The snare pattern is basic, and overall, the beat doesn’t introduce anything we haven’t already looked at. That said, adapting it to your snare drum is probably where you’ll have some fun with “Come as You Are.”

“Have You Ever Seen the Rain?” by Creedence Clearwater Revival

Song year: 1970

Creedence Clearwater Revival set the stage for plenty of artists and bands to come. “Have You Ever Seen the Rain?” features what most of us would consider a very simplistic rhythmic pattern throughout (something for musicians to fall back on when they don’t know what else to play).

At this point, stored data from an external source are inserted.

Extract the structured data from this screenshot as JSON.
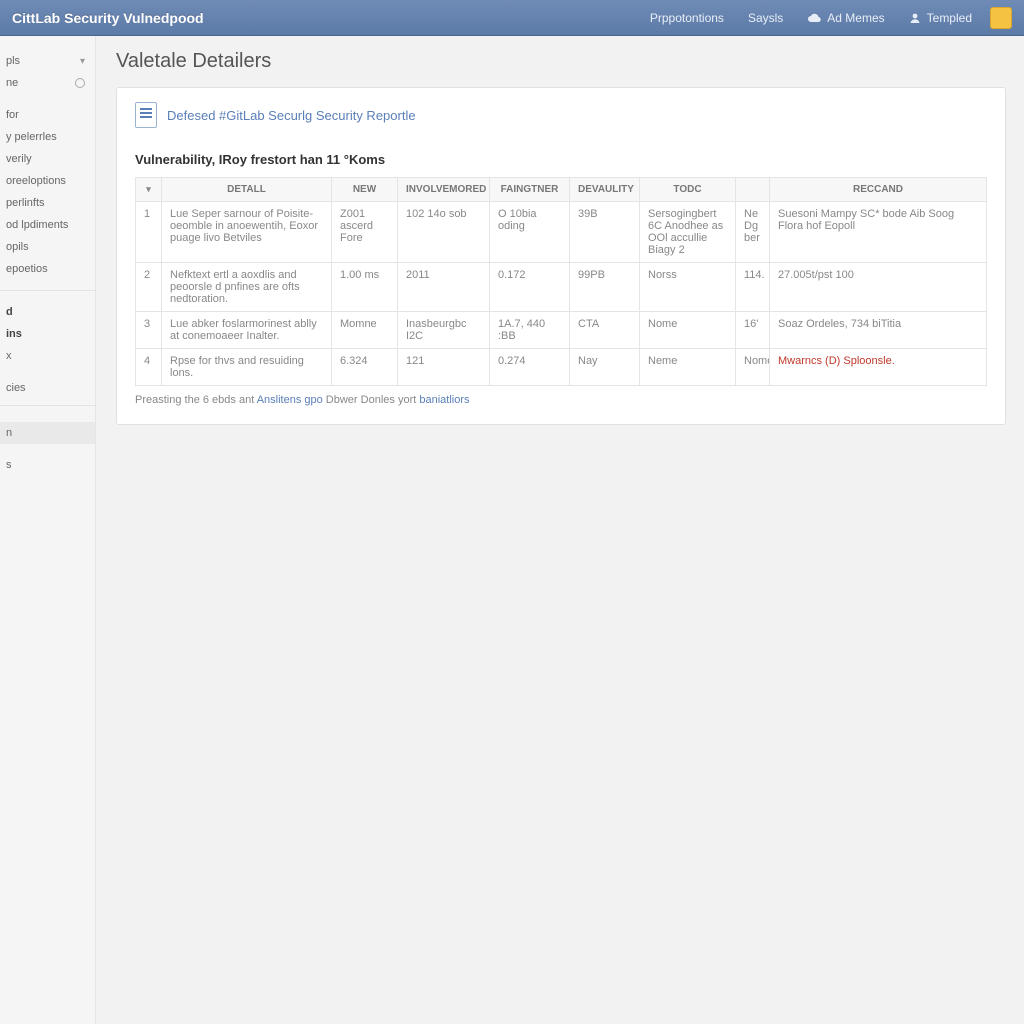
{
  "topbar": {
    "brand": "CittLab Security Vulnedpood",
    "nav": {
      "prepositions": "Prppotontions",
      "saysls": "Saysls",
      "ad_memes": "Ad Memes",
      "templed": "Templed"
    }
  },
  "sidebar": {
    "items": [
      {
        "label": "pls",
        "chevron": true
      },
      {
        "label": "ne",
        "radio": true
      },
      {
        "label": ""
      },
      {
        "label": "for"
      },
      {
        "label": "y pelerrles"
      },
      {
        "label": "verily"
      },
      {
        "label": "oreeloptions"
      },
      {
        "label": "perlinfts"
      },
      {
        "label": "od lpdiments"
      },
      {
        "label": "opils"
      },
      {
        "label": "epoetios"
      }
    ],
    "group2_header_d": "d",
    "group2_header_ins": "ins",
    "group2_items": [
      {
        "label": "x"
      },
      {
        "label": "cies"
      },
      {
        "label": ""
      },
      {
        "label": "n",
        "selected": true
      },
      {
        "label": ""
      },
      {
        "label": "s"
      }
    ]
  },
  "main": {
    "page_title": "Valetale Detailers",
    "doc_link": "Defesed #GitLab Securlg Security Reportle",
    "section_title": "Vulnerability, IRoy frestort han 11 °Koms",
    "columns": {
      "idx": "▾",
      "detall": "Detall",
      "new": "New",
      "involvemored": "Involvemored",
      "faingtner": "Faingtner",
      "devaulity": "Devaulity",
      "todc": "Todc",
      "mid": "",
      "reccand": "Reccand"
    },
    "rows": [
      {
        "idx": "1",
        "detall": "Lue Seper sarnour of Poisite- oeomble in anoewentih, Eoxor puage livo Betviles",
        "new": "Z001 ascerd Fore",
        "involvemored": "102 14o sob",
        "faingtner": "O 10bia oding",
        "devaulity": "39B",
        "todc": "Sersogingbert 6C Anodhee as OOl accullie Biagy 2",
        "mid": "Ne Dg ber",
        "reccand": "Suesoni Mampy SC* bode Aib Soog Flora hof Eopoll"
      },
      {
        "idx": "2",
        "detall": "Nefktext ertl a aoxdlis and peoorsle d pnfines are ofts nedtoration.",
        "new": "1.00 ms",
        "involvemored": "2011",
        "faingtner": "0.172",
        "devaulity": "99PB",
        "todc": "Norss",
        "mid": "114.",
        "reccand": "27.005t/pst 100"
      },
      {
        "idx": "3",
        "detall": "Lue abker foslarmorinest ablly at conemoaeer Inalter.",
        "new": "Momne",
        "involvemored": "Inasbeurgbc I2C",
        "faingtner": "1A.7, 440 :BB",
        "devaulity": "CTA",
        "todc": "Nome",
        "mid": "16'",
        "reccand": "Soaz Ordeles, 734 biTitia"
      },
      {
        "idx": "4",
        "detall": "Rpse for thvs and resuiding lons.",
        "new": "6.324",
        "involvemored": "121",
        "faingtner": "0.274",
        "devaulity": "Nay",
        "todc": "Neme",
        "mid": "Nomor",
        "reccand": "Mwarncs (D) Sploonsle.",
        "reccand_red": true
      }
    ],
    "footer": {
      "prefix": "Preasting the 6 ebds ant ",
      "link1": "Anslitens gpo",
      "middle": " Dbwer Donles yort ",
      "link2": "baniatliors"
    }
  }
}
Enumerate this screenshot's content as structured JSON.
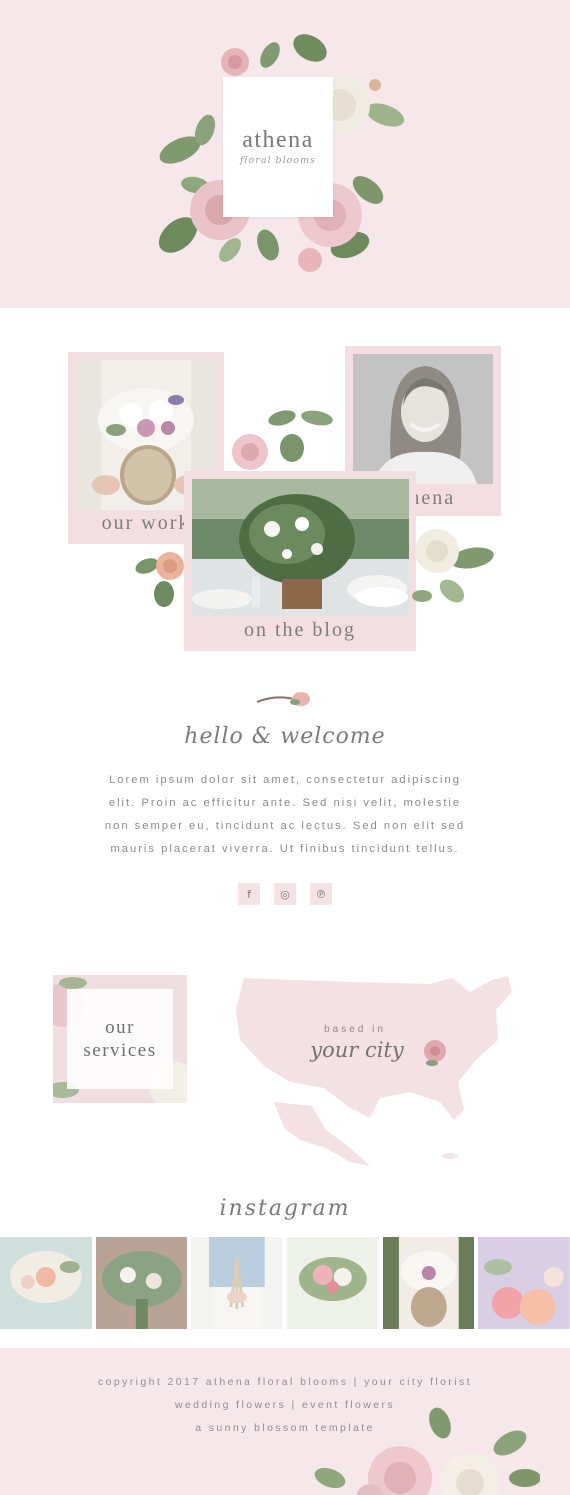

The snare mostly occurs on beats two and four, which means your other hand will be free to play the eighth-note rhythm duplicating the hi-hat.

“Creep” by Radiohead

Song year: 1992

1992 was the perfect time for the release of an alt-rock / grunge song such as Radiohead’s “Creep,” even for a band that was a little ahead of its time.

“Creep” would become Radiohead's most commercially successful single, but refusing to be pigeonholed, the band would deviate from the form with subsequent releases.

The song follows a relatively basic drum groove throughout. A perfect song for honing your snare drum chops.

Snare drum rhythm patterns

“1979” by The Smashing Pumpkins

Song year: 1996

The Smashing Pumpkins’ “1979” almost didn’t appear on the band’s third studio album, Mellon Collie and the Infinite Sadness.

Lead singer and songwriter Corgan, though, had a personal message he wanted to get across, and after spending four hours developing the song, producer Flood agreed that it needed to be on the album.

As one of the Pumpkins’ softer tunes, it features a simplistic beat matched to the content of the song.

Easiest Snare Drum Songs, Final Thoughts

You’ve got your work cut out for you. But most importantly, remember to have fun. Don’t sweat it if you can’t figure out certain songs the first time around. Come back to them as you keep improving on the snare drum.